Anonymous More than 1 year ago
Guest More than 1 year ago
Ridley is a darn great writer for sure but this book seemed to stall for me at a few points. Never had that happen in any of his other titles I have read. Overall the book was a 4 outta 5 I would say. Great story but a little hinky when talking about the underground city, I just couldnt picture some of the story that went on down there but in the end the book finished strong. As always full of twists and suspense. Cant go wrong with anything he writes in my opinion.
Guest More than 1 year ago
Just 30 or 40 pages in, but already I like it far more than the vaunted Hour Game. The characters have shape and feeling. The story is moving fast so far.
Guest More than 1 year ago
Frankly Boldt comes off as a dolt in this novel--but I always suspected he was, so this was no surprise. John is fast becoming my favorite man--and I can easily relate to Daphne. Putting them together and having a romance blossom was a stroke of genius. I didn't see it coming, but I should have.

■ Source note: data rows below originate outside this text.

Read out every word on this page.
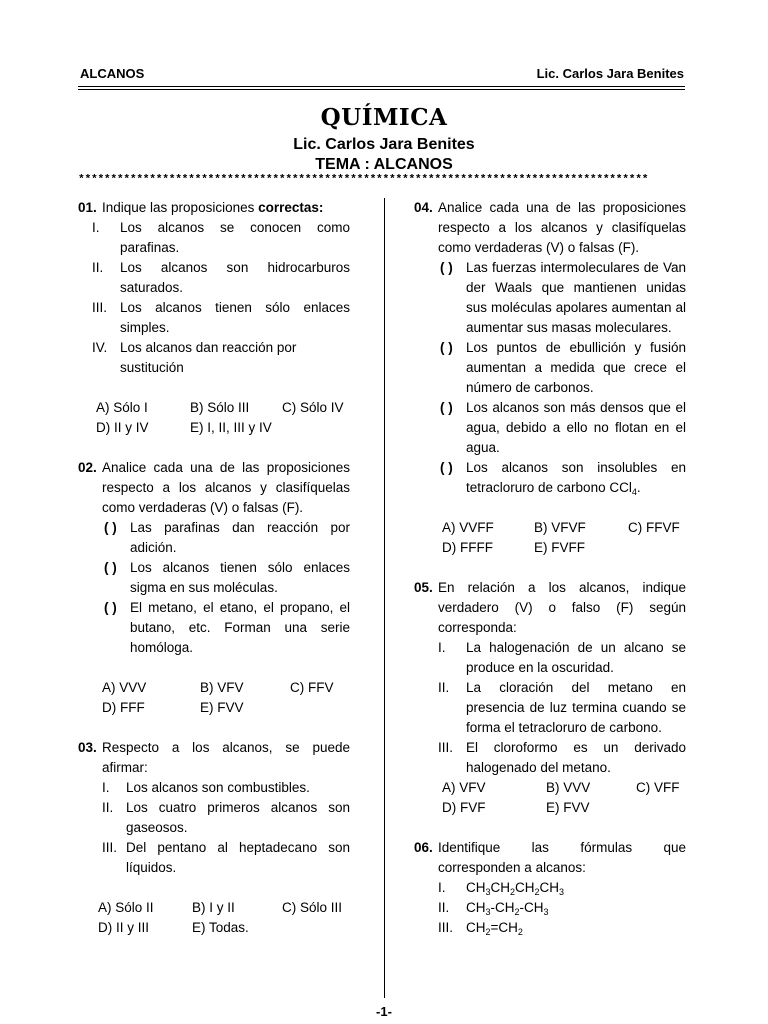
ALCANOS	Lic. Carlos Jara Benites
QUÍMICA
Lic. Carlos Jara Benites
TEMA : ALCANOS
****************************************************************************************
01. Indique las proposiciones correctas:
I.	Los alcanos se conocen como parafinas.
II.	Los alcanos son hidrocarburos saturados.
III. Los alcanos tienen sólo enlaces simples.
IV. Los alcanos dan reacción por sustitución
A) Sólo I	B) Sólo III	C) Sólo IV
D) II y IV	E) I, II, III y IV
02. Analice cada una de las proposiciones respecto a los alcanos y clasifíquelas como verdaderas (V) o falsas (F).
( ) Las parafinas dan reacción por adición.
( ) Los alcanos tienen sólo enlaces sigma en sus moléculas.
( ) El metano, el etano, el propano, el butano, etc. Forman una serie homóloga.
A) VVV	B) VFV	C) FFV
D) FFF	E) FVV
03. Respecto a los alcanos, se puede afirmar:
I.	Los alcanos son combustibles.
II. Los cuatro primeros alcanos son gaseosos.
III. Del pentano al heptadecano son líquidos.
A) Sólo II	B) I y II	C) Sólo III
D) II y III	E) Todas.
04. Analice cada una de las proposiciones respecto a los alcanos y clasifíquelas como verdaderas (V) o falsas (F).
( ) Las fuerzas intermoleculares de Van der Waals que mantienen unidas sus moléculas apolares aumentan al aumentar sus masas moleculares.
( ) Los puntos de ebullición y fusión aumentan a medida que crece el número de carbonos.
( ) Los alcanos son más densos que el agua, debido a ello no flotan en el agua.
( ) Los alcanos son insolubles en tetracloruro de carbono CCl$_4$.
A) VVFF	B) VFVF	C) FFVF
D) FFFF	E) FVFF
05. En relación a los alcanos, indique verdadero (V) o falso (F) según corresponda:
I.	La halogenación de un alcano se produce en la oscuridad.
II.	La cloración del metano en presencia de luz termina cuando se forma el tetracloruro de carbono.
III. El cloroformo es un derivado halogenado del metano.
A) VFV	B) VVV	C) VFF
D) FVF	E) FVV
06. Identifique las fórmulas que corresponden a alcanos:
I.	$CH_3CH_2CH_2CH_3$
II.	$CH_3-CH_2-CH_3$
III. $CH_2=CH_2$
-1-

It's been simmering below the surface since at least Beyond Recognition. Most readers are going to be disappointed because Daphne's not pining after Lou, and John's not chasing every adult woman in Seattle anymore, but I am not. John is proving himself to be more a man than Lou ever was.....
Guest More than 1 year ago
Very disappointed by this characterization of Matthews. She is described as successful officer but she keeps doing studid things! Author's other titles with men as main characters don't have this problem. Urge Pearson to fix this; he's too good to let something like this hurt his reputation. Otherwise I would have given this 4-5 stars.
Guest More than 1 year ago
Another good read by one of the great authors. This thriller will keep your interest and as you turn each page, you get deeper into the plot as well as the underground city. Mr. Pearson does another outstanding job. Even if the book did not involve or concern the same familiar faces and personalities, it would be a winner. Take this one with you on vacation or on the train to work, you will not be disappointed.
Guest More than 1 year ago
This book is a page turner. A great psychological thriller, if you like Silence of the Lambs, or any James Patterson books, you will like this book. There are twists and turns at every corner.
Anonymous More than 1 year ago
Hey is this book good for children. I hope it is.